Song by Barbra Streisand

from the album Funny Girl
- Released: 1964
- Recorded: December 1963
- Genre: Show tune
- Length: 3:59
- Label: Capitol
- Composer(s): Jule Styne
- Lyricist(s): Bob Merrill
- Producer(s): Dick Jones

= I'm the Greatest Star =

"I'm the Greatest Star" is a popular song from the 1964 musical Funny Girl. The show tune was composed by written by Jule Styne with lyrics by Bob Merrill. Barbra Streisand performed it in the role of Fanny Brice, first in the Broadway cast, then again in the 1968 film adaptation.
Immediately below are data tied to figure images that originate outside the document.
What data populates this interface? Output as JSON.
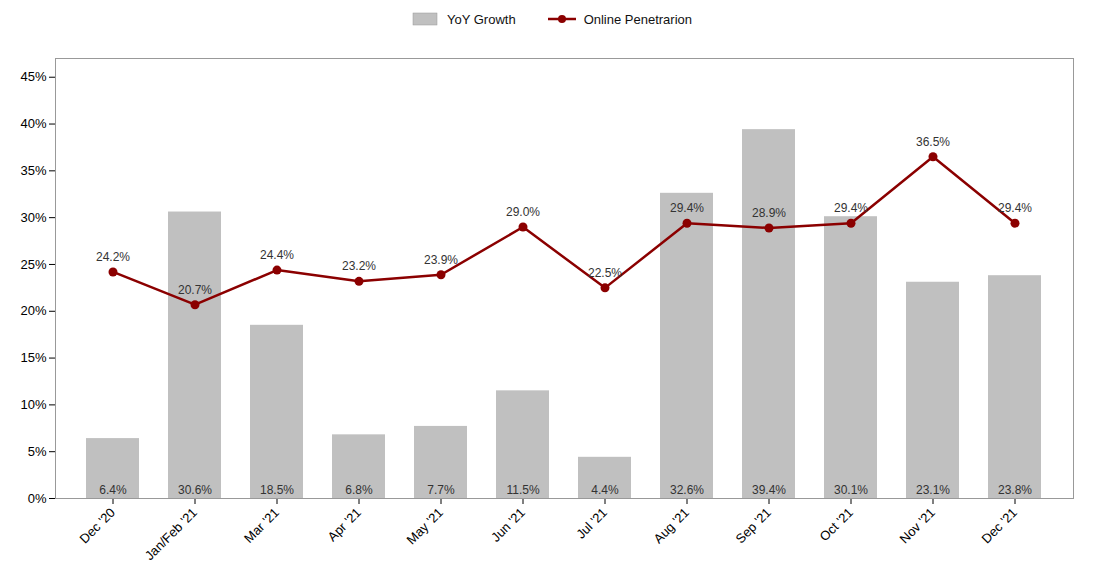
{
  "chart_data": {
    "type": "bar",
    "categories": [
      "Dec '20",
      "Jan/Feb '21",
      "Mar '21",
      "Apr '21",
      "May '21",
      "Jun '21",
      "Jul '21",
      "Aug '21",
      "Sep '21",
      "Oct '21",
      "Nov '21",
      "Dec '21"
    ],
    "series": [
      {
        "name": "YoY Growth",
        "type": "bar",
        "color": "#C0C0C0",
        "values": [
          6.4,
          30.6,
          18.5,
          6.8,
          7.7,
          11.5,
          4.4,
          32.6,
          39.4,
          30.1,
          23.1,
          23.8
        ],
        "value_labels": [
          "6.4%",
          "30.6%",
          "18.5%",
          "6.8%",
          "7.7%",
          "11.5%",
          "4.4%",
          "32.6%",
          "39.4%",
          "30.1%",
          "23.1%",
          "23.8%"
        ]
      },
      {
        "name": "Online Penetrarion",
        "type": "line",
        "color": "#8B0000",
        "marker": "circle",
        "values": [
          24.2,
          20.7,
          24.4,
          23.2,
          23.9,
          29.0,
          22.5,
          29.4,
          28.9,
          29.4,
          36.5,
          29.4
        ],
        "value_labels": [
          "24.2%",
          "20.7%",
          "24.4%",
          "23.2%",
          "23.9%",
          "29.0%",
          "22.5%",
          "29.4%",
          "28.9%",
          "29.4%",
          "36.5%",
          "29.4%"
        ]
      }
    ],
    "ylim": [
      0,
      47
    ],
    "yticks": [
      {
        "value": 0,
        "label": "0%"
      },
      {
        "value": 5,
        "label": "5%"
      },
      {
        "value": 10,
        "label": "10%"
      },
      {
        "value": 15,
        "label": "15%"
      },
      {
        "value": 20,
        "label": "20%"
      },
      {
        "value": 25,
        "label": "25%"
      },
      {
        "value": 30,
        "label": "30%"
      },
      {
        "value": 35,
        "label": "35%"
      },
      {
        "value": 40,
        "label": "40%"
      },
      {
        "value": 45,
        "label": "45%"
      }
    ],
    "grid": false,
    "legend": "top",
    "data_labels": true
  }
}
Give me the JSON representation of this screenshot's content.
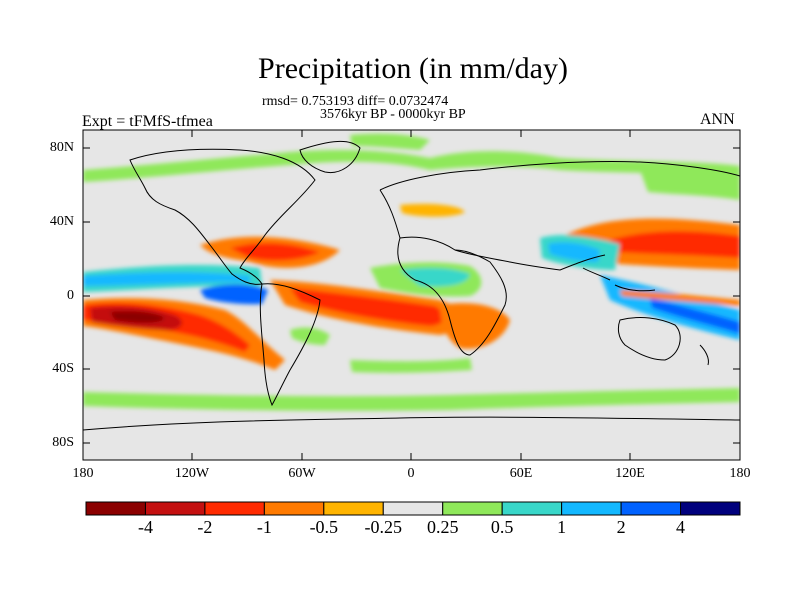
{
  "title": "Precipitation (in mm/day)",
  "stats_line": "rmsd= 0.753193 diff= 0.0732474",
  "period_line": "3576kyr BP - 0000kyr BP",
  "experiment": "Expt = tFMfS-tfmea",
  "season": "ANN",
  "y_ticks": [
    "80N",
    "40N",
    "0",
    "40S",
    "80S"
  ],
  "x_ticks": [
    "180",
    "120W",
    "60W",
    "0",
    "60E",
    "120E",
    "180"
  ],
  "colorbar": {
    "colors": [
      "#8b0000",
      "#c41010",
      "#ff2a00",
      "#ff7a00",
      "#ffb400",
      "#e6e6e6",
      "#8fe85a",
      "#39d7c9",
      "#13b8ff",
      "#0062ff",
      "#00007d"
    ],
    "labels": [
      "-4",
      "-2",
      "-1",
      "-0.5",
      "-0.25",
      "0.25",
      "0.5",
      "1",
      "2",
      "4"
    ]
  },
  "chart_data": {
    "type": "heatmap",
    "title": "Precipitation (in mm/day)",
    "xlabel": "",
    "ylabel": "",
    "xlim": [
      -180,
      180
    ],
    "ylim": [
      -90,
      90
    ],
    "levels": [
      -4,
      -2,
      -1,
      -0.5,
      -0.25,
      0.25,
      0.5,
      1,
      2,
      4
    ]
  }
}
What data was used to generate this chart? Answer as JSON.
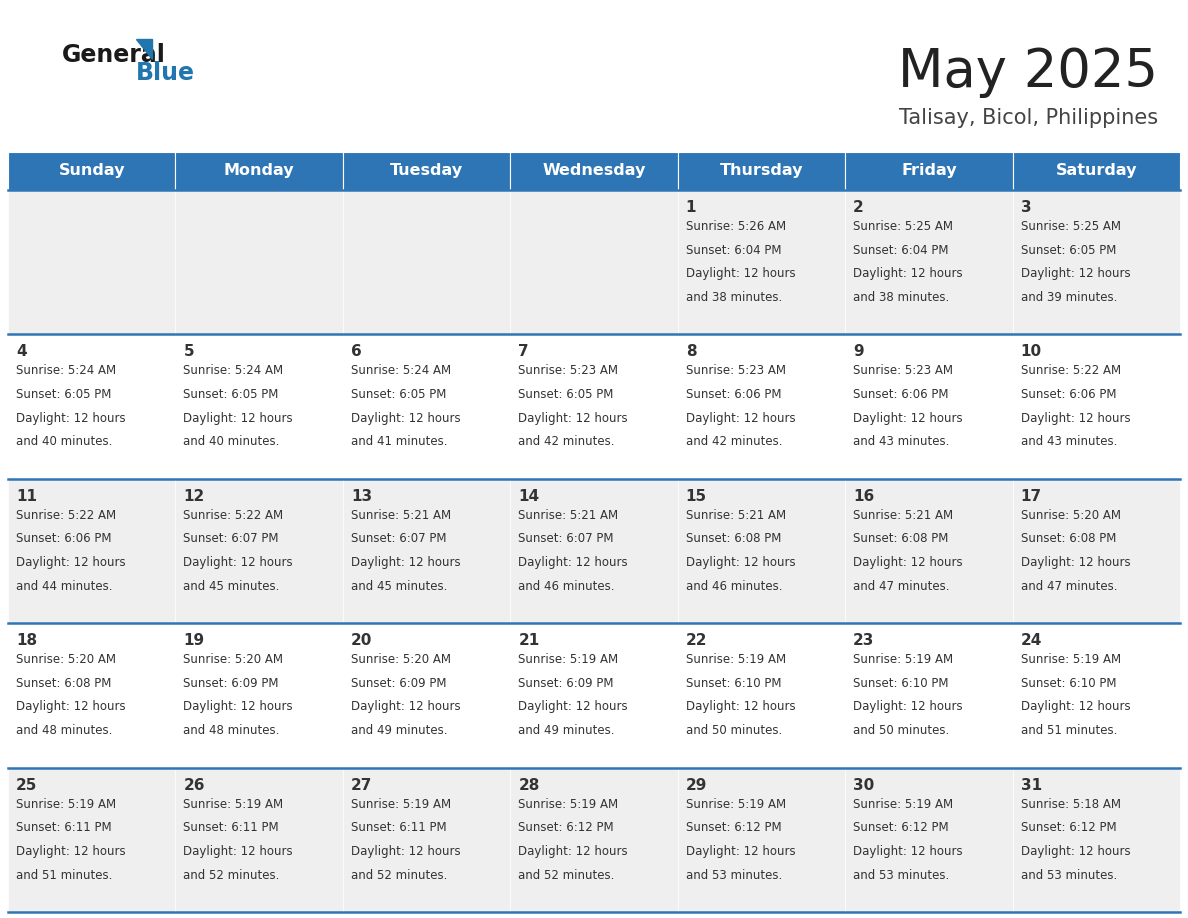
{
  "title": "May 2025",
  "subtitle": "Talisay, Bicol, Philippines",
  "header_bg": "#2E75B6",
  "header_text_color": "#FFFFFF",
  "cell_bg_odd": "#EFEFEF",
  "cell_bg_even": "#FFFFFF",
  "day_headers": [
    "Sunday",
    "Monday",
    "Tuesday",
    "Wednesday",
    "Thursday",
    "Friday",
    "Saturday"
  ],
  "title_color": "#222222",
  "subtitle_color": "#444444",
  "day_num_color": "#333333",
  "cell_text_color": "#333333",
  "separator_color": "#2E75B6",
  "logo_general_color": "#1a1a1a",
  "logo_blue_color": "#2176AE",
  "logo_triangle_color": "#2176AE",
  "calendar": [
    [
      {
        "day": "",
        "sunrise": "",
        "sunset": "",
        "daylight": ""
      },
      {
        "day": "",
        "sunrise": "",
        "sunset": "",
        "daylight": ""
      },
      {
        "day": "",
        "sunrise": "",
        "sunset": "",
        "daylight": ""
      },
      {
        "day": "",
        "sunrise": "",
        "sunset": "",
        "daylight": ""
      },
      {
        "day": "1",
        "sunrise": "5:26 AM",
        "sunset": "6:04 PM",
        "daylight": "12 hours and 38 minutes."
      },
      {
        "day": "2",
        "sunrise": "5:25 AM",
        "sunset": "6:04 PM",
        "daylight": "12 hours and 38 minutes."
      },
      {
        "day": "3",
        "sunrise": "5:25 AM",
        "sunset": "6:05 PM",
        "daylight": "12 hours and 39 minutes."
      }
    ],
    [
      {
        "day": "4",
        "sunrise": "5:24 AM",
        "sunset": "6:05 PM",
        "daylight": "12 hours and 40 minutes."
      },
      {
        "day": "5",
        "sunrise": "5:24 AM",
        "sunset": "6:05 PM",
        "daylight": "12 hours and 40 minutes."
      },
      {
        "day": "6",
        "sunrise": "5:24 AM",
        "sunset": "6:05 PM",
        "daylight": "12 hours and 41 minutes."
      },
      {
        "day": "7",
        "sunrise": "5:23 AM",
        "sunset": "6:05 PM",
        "daylight": "12 hours and 42 minutes."
      },
      {
        "day": "8",
        "sunrise": "5:23 AM",
        "sunset": "6:06 PM",
        "daylight": "12 hours and 42 minutes."
      },
      {
        "day": "9",
        "sunrise": "5:23 AM",
        "sunset": "6:06 PM",
        "daylight": "12 hours and 43 minutes."
      },
      {
        "day": "10",
        "sunrise": "5:22 AM",
        "sunset": "6:06 PM",
        "daylight": "12 hours and 43 minutes."
      }
    ],
    [
      {
        "day": "11",
        "sunrise": "5:22 AM",
        "sunset": "6:06 PM",
        "daylight": "12 hours and 44 minutes."
      },
      {
        "day": "12",
        "sunrise": "5:22 AM",
        "sunset": "6:07 PM",
        "daylight": "12 hours and 45 minutes."
      },
      {
        "day": "13",
        "sunrise": "5:21 AM",
        "sunset": "6:07 PM",
        "daylight": "12 hours and 45 minutes."
      },
      {
        "day": "14",
        "sunrise": "5:21 AM",
        "sunset": "6:07 PM",
        "daylight": "12 hours and 46 minutes."
      },
      {
        "day": "15",
        "sunrise": "5:21 AM",
        "sunset": "6:08 PM",
        "daylight": "12 hours and 46 minutes."
      },
      {
        "day": "16",
        "sunrise": "5:21 AM",
        "sunset": "6:08 PM",
        "daylight": "12 hours and 47 minutes."
      },
      {
        "day": "17",
        "sunrise": "5:20 AM",
        "sunset": "6:08 PM",
        "daylight": "12 hours and 47 minutes."
      }
    ],
    [
      {
        "day": "18",
        "sunrise": "5:20 AM",
        "sunset": "6:08 PM",
        "daylight": "12 hours and 48 minutes."
      },
      {
        "day": "19",
        "sunrise": "5:20 AM",
        "sunset": "6:09 PM",
        "daylight": "12 hours and 48 minutes."
      },
      {
        "day": "20",
        "sunrise": "5:20 AM",
        "sunset": "6:09 PM",
        "daylight": "12 hours and 49 minutes."
      },
      {
        "day": "21",
        "sunrise": "5:19 AM",
        "sunset": "6:09 PM",
        "daylight": "12 hours and 49 minutes."
      },
      {
        "day": "22",
        "sunrise": "5:19 AM",
        "sunset": "6:10 PM",
        "daylight": "12 hours and 50 minutes."
      },
      {
        "day": "23",
        "sunrise": "5:19 AM",
        "sunset": "6:10 PM",
        "daylight": "12 hours and 50 minutes."
      },
      {
        "day": "24",
        "sunrise": "5:19 AM",
        "sunset": "6:10 PM",
        "daylight": "12 hours and 51 minutes."
      }
    ],
    [
      {
        "day": "25",
        "sunrise": "5:19 AM",
        "sunset": "6:11 PM",
        "daylight": "12 hours and 51 minutes."
      },
      {
        "day": "26",
        "sunrise": "5:19 AM",
        "sunset": "6:11 PM",
        "daylight": "12 hours and 52 minutes."
      },
      {
        "day": "27",
        "sunrise": "5:19 AM",
        "sunset": "6:11 PM",
        "daylight": "12 hours and 52 minutes."
      },
      {
        "day": "28",
        "sunrise": "5:19 AM",
        "sunset": "6:12 PM",
        "daylight": "12 hours and 52 minutes."
      },
      {
        "day": "29",
        "sunrise": "5:19 AM",
        "sunset": "6:12 PM",
        "daylight": "12 hours and 53 minutes."
      },
      {
        "day": "30",
        "sunrise": "5:19 AM",
        "sunset": "6:12 PM",
        "daylight": "12 hours and 53 minutes."
      },
      {
        "day": "31",
        "sunrise": "5:18 AM",
        "sunset": "6:12 PM",
        "daylight": "12 hours and 53 minutes."
      }
    ]
  ]
}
The song was first included on the original Broadway cast recording album Funny Girl, which was a best-seller in 1964.

==Critical reception==
A review in Talking' Broadway notes that Brice "comes out swingin' with 'I'm the Greatest Star. Howard Taubman wrote in The New York Times "Miss Streisand imagining herself in a radiant future in 'I'm the Greatest Star,' an appealingly quirky song, is not only Fanny Brice but all young performers believing in their destinies". Commenting on a 1991 performance by Pia Zadora in the lead role, Los Angeles Times critics noted "She has the requisite pluck for 'I'm the Greatest Star.